Bardi, A. 2017. Persische Astronomie in Byzanz: ein Beitrag zur Byzantinistik und zur Wissenschaftsgeschichte. Dissertation, LMU München: Faculty of Cultural Studies.

Bardi, A. 2018. “Bessarione a lezione di astronomia da Cortasmeno”, Byzantinische Zeitschrift 111, p. 1-38.

Bydén, B. 2003. Theodore Metochites’ Stoicheiosis Astronomike and the Study of Natural Philosophy and Mathematics in Early Palaiologan Byzantium.

Caudano, A.-L. 2003. “Le calcul de l’éclipse de soleil du 15 avril 1409 à Constantinople par Jean Chortasménos”, Byzantion 73, p. 211-245.

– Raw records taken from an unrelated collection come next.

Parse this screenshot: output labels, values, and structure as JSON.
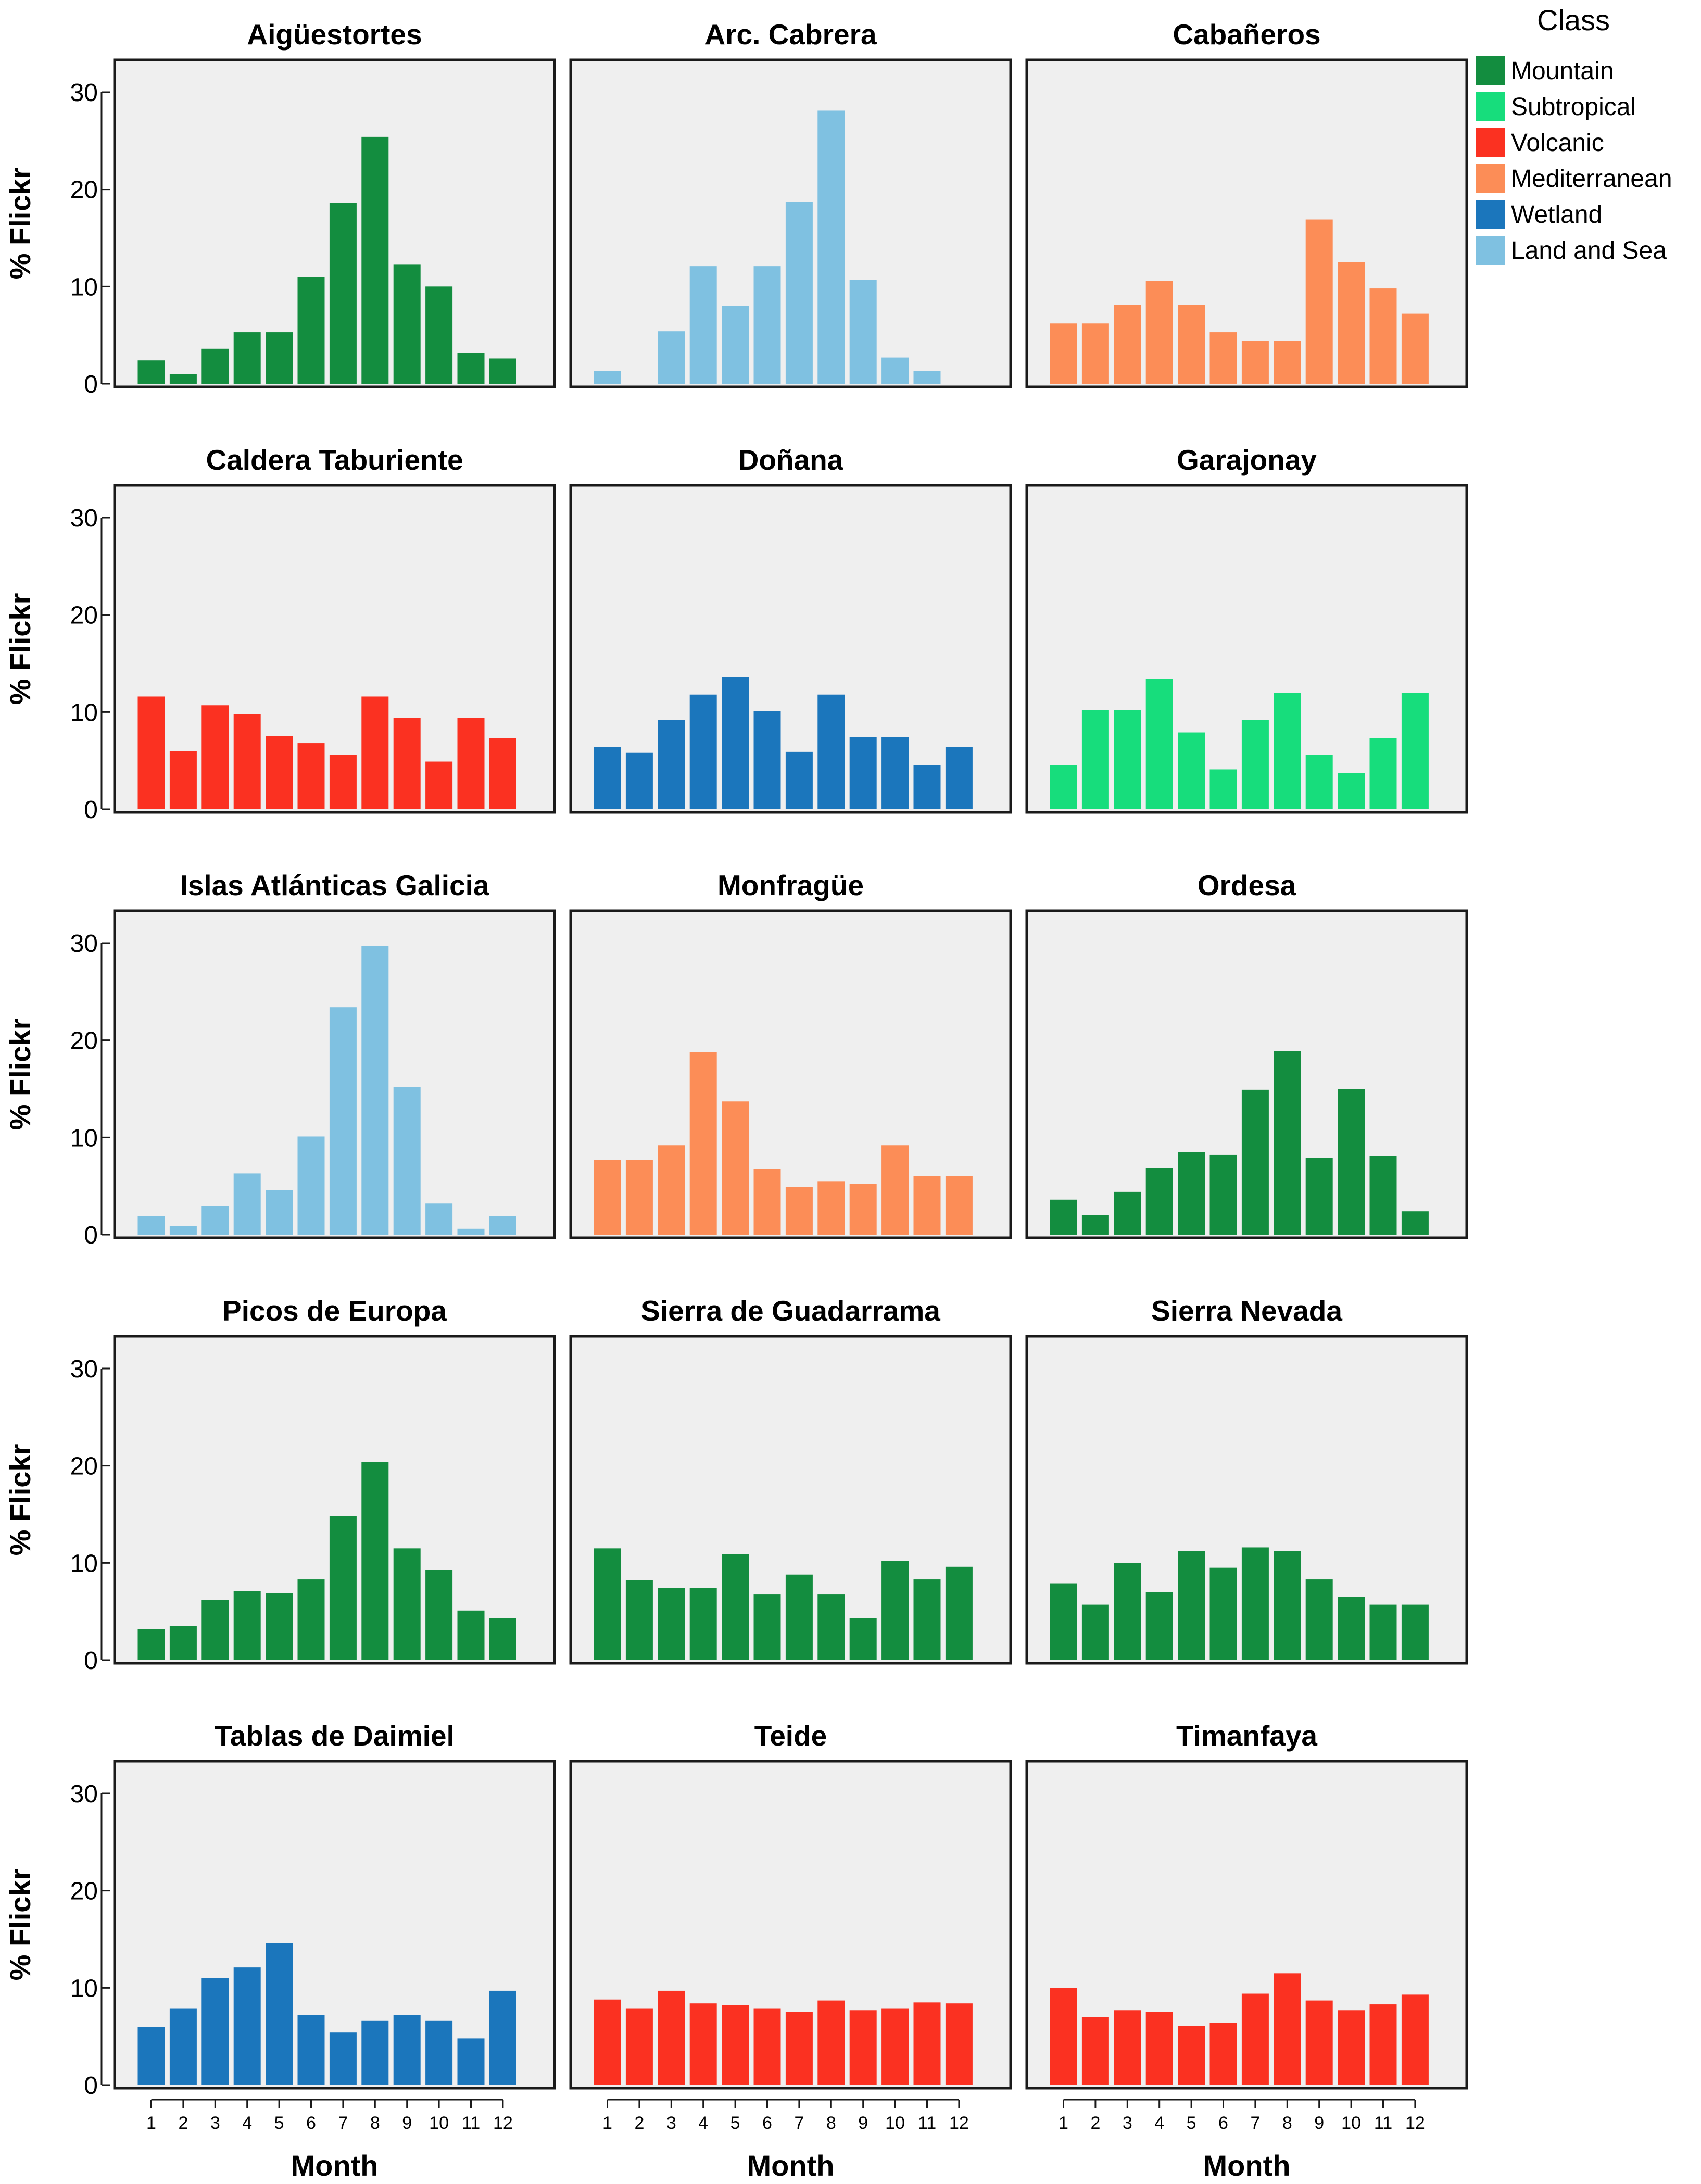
{
  "chart_data": {
    "type": "bar",
    "y_axis_title": "% Flickr",
    "x_axis_title": "Month",
    "categories": [
      "1",
      "2",
      "3",
      "4",
      "5",
      "6",
      "7",
      "8",
      "9",
      "10",
      "11",
      "12"
    ],
    "ylim": [
      0,
      33
    ],
    "y_ticks": [
      0,
      10,
      20,
      30
    ],
    "legend": {
      "title": "Class",
      "position": "top-right",
      "items": [
        {
          "name": "Mountain",
          "color": "#138d3f"
        },
        {
          "name": "Subtropical",
          "color": "#17dd7c"
        },
        {
          "name": "Volcanic",
          "color": "#fb3121"
        },
        {
          "name": "Mediterranean",
          "color": "#fc8d57"
        },
        {
          "name": "Wetland",
          "color": "#1b76bc"
        },
        {
          "name": "Land and Sea",
          "color": "#7fc1e1"
        }
      ]
    },
    "panels": [
      {
        "title": "Aigüestortes",
        "class": "Mountain",
        "values": [
          2.4,
          1.0,
          3.6,
          5.3,
          5.3,
          11.0,
          18.6,
          25.4,
          12.3,
          10.0,
          3.2,
          2.6
        ]
      },
      {
        "title": "Arc. Cabrera",
        "class": "Land and Sea",
        "values": [
          1.3,
          0,
          5.4,
          12.1,
          8.0,
          12.1,
          18.7,
          28.1,
          10.7,
          2.7,
          1.3,
          0
        ]
      },
      {
        "title": "Cabañeros",
        "class": "Mediterranean",
        "values": [
          6.2,
          6.2,
          8.1,
          10.6,
          8.1,
          5.3,
          4.4,
          4.4,
          16.9,
          12.5,
          9.8,
          7.2
        ]
      },
      {
        "title": "Caldera Taburiente",
        "class": "Volcanic",
        "values": [
          11.6,
          6.0,
          10.7,
          9.8,
          7.5,
          6.8,
          5.6,
          11.6,
          9.4,
          4.9,
          9.4,
          7.3
        ]
      },
      {
        "title": "Doñana",
        "class": "Wetland",
        "values": [
          6.4,
          5.8,
          9.2,
          11.8,
          13.6,
          10.1,
          5.9,
          11.8,
          7.4,
          7.4,
          4.5,
          6.4
        ]
      },
      {
        "title": "Garajonay",
        "class": "Subtropical",
        "values": [
          4.5,
          10.2,
          10.2,
          13.4,
          7.9,
          4.1,
          9.2,
          12.0,
          5.6,
          3.7,
          7.3,
          12.0
        ]
      },
      {
        "title": "Islas Atlánticas Galicia",
        "class": "Land and Sea",
        "values": [
          1.9,
          0.9,
          3.0,
          6.3,
          4.6,
          10.1,
          23.4,
          29.7,
          15.2,
          3.2,
          0.6,
          1.9
        ]
      },
      {
        "title": "Monfragüe",
        "class": "Mediterranean",
        "values": [
          7.7,
          7.7,
          9.2,
          18.8,
          13.7,
          6.8,
          4.9,
          5.5,
          5.2,
          9.2,
          6.0,
          6.0
        ]
      },
      {
        "title": "Ordesa",
        "class": "Mountain",
        "values": [
          3.6,
          2.0,
          4.4,
          6.9,
          8.5,
          8.2,
          14.9,
          18.9,
          7.9,
          15.0,
          8.1,
          2.4
        ]
      },
      {
        "title": "Picos de Europa",
        "class": "Mountain",
        "values": [
          3.2,
          3.5,
          6.2,
          7.1,
          6.9,
          8.3,
          14.8,
          20.4,
          11.5,
          9.3,
          5.1,
          4.3
        ]
      },
      {
        "title": "Sierra de Guadarrama",
        "class": "Mountain",
        "values": [
          11.5,
          8.2,
          7.4,
          7.4,
          10.9,
          6.8,
          8.8,
          6.8,
          4.3,
          10.2,
          8.3,
          9.6
        ]
      },
      {
        "title": "Sierra Nevada",
        "class": "Mountain",
        "values": [
          7.9,
          5.7,
          10.0,
          7.0,
          11.2,
          9.5,
          11.6,
          11.2,
          8.3,
          6.5,
          5.7,
          5.7
        ]
      },
      {
        "title": "Tablas de Daimiel",
        "class": "Wetland",
        "values": [
          6.0,
          7.9,
          11.0,
          12.1,
          14.6,
          7.2,
          5.4,
          6.6,
          7.2,
          6.6,
          4.8,
          9.7
        ]
      },
      {
        "title": "Teide",
        "class": "Volcanic",
        "values": [
          8.8,
          7.9,
          9.7,
          8.4,
          8.2,
          7.9,
          7.5,
          8.7,
          7.7,
          7.9,
          8.5,
          8.4
        ]
      },
      {
        "title": "Timanfaya",
        "class": "Volcanic",
        "values": [
          10.0,
          7.0,
          7.7,
          7.5,
          6.1,
          6.4,
          9.4,
          11.5,
          8.7,
          7.7,
          8.3,
          9.3
        ]
      }
    ]
  }
}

Constantinides, C.N. 1982. Higher Education in Byzantium in the Thirteenth and Early Fourteenth Centuries.

Lempire, J. 2016. Le commentaire astronomique aux « Tables Faciles » de Ptolémée attribué à Stéphanos d’Alexandrie. Tome I.

Mergiali, S. 1996. L’Enseignement et les lettrés pendant l’époque des paléologues : 1261-1453.

Mondrain, B. 2007. “Les écritures dans les manuscrits byzantins du XIVe siècle”, RSBN, N.S., 44, p. 157-196.

Pingree, D. 1998. “Some Fourteenth-century Byzantine astronomical texts”, Journal for the History of Astronomy 29, p. 103-108.

Tihon, A. 2008. “Numeracy and Science”, The Oxford Handbook of Byzantine Studies, p. 803-819.

Tihon, A. 2009. “Les sciences exactes à Byzance”, Byzantion 79, p. 380-434.

Tihon, A. 2015. “Les astronomes byzantins entre Orient et Occident”, Byzantium as Bridge between West and East, p. 283-290.

Tihon, A. 2017. “Astronomie juive à Byzance”, Byzantion 87, p. 323-347.

Tihon, A. & Mercier, R. 2011. Πτολεμαίου Πρόχειροι Κανόνες. Ptolemy’s Handy Tables, vol.1a-1b.

About Jean Lempire

Jean Lempire received his PhD from the University of Louvain, Belgium (2010) and has research interests in history of Greek astronomy, Byzantine astronomical manuscripts and Easter date literature. His research aims to edit Greek astronomical texts from the Alexandrian (5th-6th c.) and the Byzantine (7th-15th c.) period, and to analyze the milieus in which Byzantine astronomical manuscripts circulated. He has published an edition – together with translation and commentary – of the first astronomical treatise written in Constantinople (7th c.). Jean Lempire is also Lecturer in History of Science of Antiquity at the University of Louvain. At CHS, he plans to prepare an edition of Isaac Argyrus’ astronomical treatises (14th c.).